Homogenization strategy for brick masonry walls under in-plane loading

Homogenization of masonry is an important step for numerical modelling of masonry walls. Homogenization with favorable balance of simplicity, time efficiency, and accuracy facilitates the effectiveness of numerical models. It is challenging to achieve this balance, however, because masonry is highly heterogeneous and irregular and has inconsistent mechanical properties. To address these challenges, the authors propose a homogenization strategy that can be realized given easily available inspection results. In this strategy, brick masonry walls are meshed into representative volume elements (RVEs) according to their periodic constructional details. Then the RVEs' failure criteria are calibrated based on inspection results of masonry specimens and/or simple discrete element simulations, which can be readily conducted and repeated given the inspected bricklaying patterns, brick strength, and mortar strength.
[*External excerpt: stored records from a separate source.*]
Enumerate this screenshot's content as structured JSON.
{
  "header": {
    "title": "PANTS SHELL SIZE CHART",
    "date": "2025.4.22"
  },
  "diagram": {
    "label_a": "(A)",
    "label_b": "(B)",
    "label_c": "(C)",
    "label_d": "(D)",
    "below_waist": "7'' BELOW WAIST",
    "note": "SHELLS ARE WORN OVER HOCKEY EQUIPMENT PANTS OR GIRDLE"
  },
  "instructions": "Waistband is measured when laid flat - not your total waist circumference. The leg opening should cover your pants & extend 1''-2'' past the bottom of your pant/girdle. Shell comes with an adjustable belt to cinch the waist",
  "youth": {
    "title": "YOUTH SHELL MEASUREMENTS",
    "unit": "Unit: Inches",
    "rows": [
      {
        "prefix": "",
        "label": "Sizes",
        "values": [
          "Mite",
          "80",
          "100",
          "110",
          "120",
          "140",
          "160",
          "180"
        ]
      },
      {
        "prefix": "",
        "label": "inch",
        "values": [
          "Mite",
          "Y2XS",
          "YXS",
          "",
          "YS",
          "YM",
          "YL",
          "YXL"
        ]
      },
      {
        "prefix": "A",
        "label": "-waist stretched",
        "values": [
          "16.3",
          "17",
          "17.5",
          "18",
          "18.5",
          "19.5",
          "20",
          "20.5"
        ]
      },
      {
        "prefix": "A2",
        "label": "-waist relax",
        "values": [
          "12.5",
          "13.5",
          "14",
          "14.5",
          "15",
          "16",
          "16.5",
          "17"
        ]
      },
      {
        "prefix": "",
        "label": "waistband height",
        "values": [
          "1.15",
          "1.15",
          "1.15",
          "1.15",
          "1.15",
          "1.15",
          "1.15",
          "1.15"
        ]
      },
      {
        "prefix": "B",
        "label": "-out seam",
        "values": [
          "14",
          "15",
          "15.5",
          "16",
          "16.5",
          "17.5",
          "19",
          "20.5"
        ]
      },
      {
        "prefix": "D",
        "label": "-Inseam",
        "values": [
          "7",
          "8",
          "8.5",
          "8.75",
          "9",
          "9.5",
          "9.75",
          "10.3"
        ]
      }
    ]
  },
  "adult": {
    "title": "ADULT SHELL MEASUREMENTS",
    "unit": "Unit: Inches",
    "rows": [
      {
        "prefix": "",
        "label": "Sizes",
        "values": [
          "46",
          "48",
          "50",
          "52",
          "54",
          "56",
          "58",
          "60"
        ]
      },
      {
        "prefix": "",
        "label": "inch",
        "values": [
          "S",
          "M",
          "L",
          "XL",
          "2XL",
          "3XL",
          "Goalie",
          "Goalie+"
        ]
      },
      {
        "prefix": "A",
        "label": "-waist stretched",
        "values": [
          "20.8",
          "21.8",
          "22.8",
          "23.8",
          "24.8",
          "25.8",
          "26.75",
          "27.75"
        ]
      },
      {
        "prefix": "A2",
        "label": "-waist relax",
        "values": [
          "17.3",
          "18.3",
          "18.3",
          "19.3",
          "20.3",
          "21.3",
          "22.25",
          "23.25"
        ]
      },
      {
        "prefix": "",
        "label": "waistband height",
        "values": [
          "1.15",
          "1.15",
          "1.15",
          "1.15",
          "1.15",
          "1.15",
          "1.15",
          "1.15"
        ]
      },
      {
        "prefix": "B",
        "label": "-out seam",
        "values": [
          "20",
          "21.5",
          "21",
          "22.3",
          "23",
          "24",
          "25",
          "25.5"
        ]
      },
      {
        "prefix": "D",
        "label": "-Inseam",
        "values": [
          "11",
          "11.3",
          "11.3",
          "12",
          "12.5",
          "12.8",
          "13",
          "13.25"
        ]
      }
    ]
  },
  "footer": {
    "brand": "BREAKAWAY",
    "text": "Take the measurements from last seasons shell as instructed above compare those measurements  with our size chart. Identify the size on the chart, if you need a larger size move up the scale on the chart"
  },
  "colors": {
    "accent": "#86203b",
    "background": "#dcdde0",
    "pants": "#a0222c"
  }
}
The calibrations result in the Drucker-Prager criteria. Applying the Drucker-Prager criteria to the RVE models, the brick masonry is homogenized. Using the RVE models, load-displacement curves of masonry members under axial compression and shear-compression are simulated. The simulation results are verified by comparing to experimental results, also to simulation results of other reported numerical models. It shows the proposed strategy can represent the specific mechanical properties of the target brick masonry members with few parameters, and it realizes a favorable balance of simplicity, time efficiency, and accuracy for numerical models. (C) 2017 Elsevier Ltd. All rights reserved.